= Yolanda Mérida =

Mexican actress (1929–2012)

Yolanda Mérida (20 August 1929 – 11 April 2012) was a Mexican actress known for her work in theater and television. Her last role was that of Manuela in Cuando Me Enamoro.

==Biography==
Mérida was born Yolanda Noemí Alpuche Morales in Mérida, Yucatán, Mexico. She adopted the stage name, Yolanda Mérida, after the city in which she was born. She married Manuel Pérez Ferreiro, a Spaniard, and had two children, Mary Carmen and Manolo.

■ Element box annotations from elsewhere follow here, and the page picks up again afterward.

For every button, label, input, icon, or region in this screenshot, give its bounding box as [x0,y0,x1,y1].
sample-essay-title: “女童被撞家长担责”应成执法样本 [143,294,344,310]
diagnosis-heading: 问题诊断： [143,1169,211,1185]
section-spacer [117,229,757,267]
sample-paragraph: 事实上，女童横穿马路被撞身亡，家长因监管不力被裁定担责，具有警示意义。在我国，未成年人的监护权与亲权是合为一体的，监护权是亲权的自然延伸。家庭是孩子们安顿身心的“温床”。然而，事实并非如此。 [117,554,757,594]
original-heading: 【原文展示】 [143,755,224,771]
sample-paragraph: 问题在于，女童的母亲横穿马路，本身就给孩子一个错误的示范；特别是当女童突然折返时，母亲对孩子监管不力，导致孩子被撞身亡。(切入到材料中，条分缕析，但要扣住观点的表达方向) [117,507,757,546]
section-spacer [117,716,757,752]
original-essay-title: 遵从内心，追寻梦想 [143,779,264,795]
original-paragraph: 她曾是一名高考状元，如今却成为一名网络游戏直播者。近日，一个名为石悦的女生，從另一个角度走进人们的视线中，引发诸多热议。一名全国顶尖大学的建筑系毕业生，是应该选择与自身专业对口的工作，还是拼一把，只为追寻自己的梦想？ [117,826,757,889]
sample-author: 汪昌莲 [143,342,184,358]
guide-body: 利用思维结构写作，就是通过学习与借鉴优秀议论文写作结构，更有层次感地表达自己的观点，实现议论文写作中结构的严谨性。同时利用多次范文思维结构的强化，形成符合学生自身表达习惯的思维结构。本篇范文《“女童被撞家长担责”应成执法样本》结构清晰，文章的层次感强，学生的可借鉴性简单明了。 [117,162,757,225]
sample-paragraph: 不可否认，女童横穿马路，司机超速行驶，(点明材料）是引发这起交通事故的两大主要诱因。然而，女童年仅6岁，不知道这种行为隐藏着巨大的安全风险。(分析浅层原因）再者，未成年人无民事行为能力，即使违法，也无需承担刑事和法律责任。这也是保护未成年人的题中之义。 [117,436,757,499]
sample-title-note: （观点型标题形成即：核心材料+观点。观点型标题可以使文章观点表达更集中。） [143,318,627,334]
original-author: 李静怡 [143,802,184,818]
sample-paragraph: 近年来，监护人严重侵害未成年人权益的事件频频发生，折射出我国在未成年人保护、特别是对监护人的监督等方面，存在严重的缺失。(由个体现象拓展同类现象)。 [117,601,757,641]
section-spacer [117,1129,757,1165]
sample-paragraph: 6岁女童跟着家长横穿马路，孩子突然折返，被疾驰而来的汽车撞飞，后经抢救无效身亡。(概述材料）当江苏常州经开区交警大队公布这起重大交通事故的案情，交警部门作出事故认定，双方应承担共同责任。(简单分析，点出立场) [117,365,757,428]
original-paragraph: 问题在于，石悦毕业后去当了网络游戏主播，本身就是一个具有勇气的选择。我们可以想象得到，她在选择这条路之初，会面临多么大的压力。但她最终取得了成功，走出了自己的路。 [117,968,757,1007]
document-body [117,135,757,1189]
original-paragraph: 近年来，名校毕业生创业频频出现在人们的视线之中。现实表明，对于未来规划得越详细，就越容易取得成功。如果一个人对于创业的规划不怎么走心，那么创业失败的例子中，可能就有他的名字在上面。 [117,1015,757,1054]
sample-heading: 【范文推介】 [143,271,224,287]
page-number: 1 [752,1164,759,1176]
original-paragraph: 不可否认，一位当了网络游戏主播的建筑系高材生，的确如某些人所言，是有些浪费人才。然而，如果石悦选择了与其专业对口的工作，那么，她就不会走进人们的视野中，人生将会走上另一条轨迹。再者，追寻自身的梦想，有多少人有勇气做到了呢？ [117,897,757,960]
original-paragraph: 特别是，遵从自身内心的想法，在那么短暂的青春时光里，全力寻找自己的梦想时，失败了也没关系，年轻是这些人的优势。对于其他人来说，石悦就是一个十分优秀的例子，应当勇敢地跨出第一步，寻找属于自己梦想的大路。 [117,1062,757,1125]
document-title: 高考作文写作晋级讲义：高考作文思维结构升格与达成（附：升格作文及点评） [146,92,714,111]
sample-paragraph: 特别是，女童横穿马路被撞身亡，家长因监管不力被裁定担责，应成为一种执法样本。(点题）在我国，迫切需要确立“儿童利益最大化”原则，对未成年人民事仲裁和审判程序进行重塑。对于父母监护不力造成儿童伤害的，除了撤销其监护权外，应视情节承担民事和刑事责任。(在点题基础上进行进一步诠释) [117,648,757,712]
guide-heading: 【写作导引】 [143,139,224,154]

She began acting in 1951 when she appeared onstage in Los empeños de una casa. She expanded to Mexican soap operas and telenovelas during the mid-1950s, including Fernando Soler y sus comediantes and Teatro bon soir. She remained active in television from the 1950s until her death in 2012. Other telenovela credits included Los Ricos También Lloran, Bodas de odio, Amor real and most recently, Cuando Me Enamoro in 2011.

Also, Yolanda Mérida was voice-over artist for a long time, she began working as a dubbing actress in the 50s in many studios of Mexico City. She was the Spanish voice of Carol Burnett in The Carol Burnett Show and dubbed into Spanish many actresses as Linda Cristal, Sophia Loren, among others.

==Death==
Mérida died on 11 April 2012, aged 82.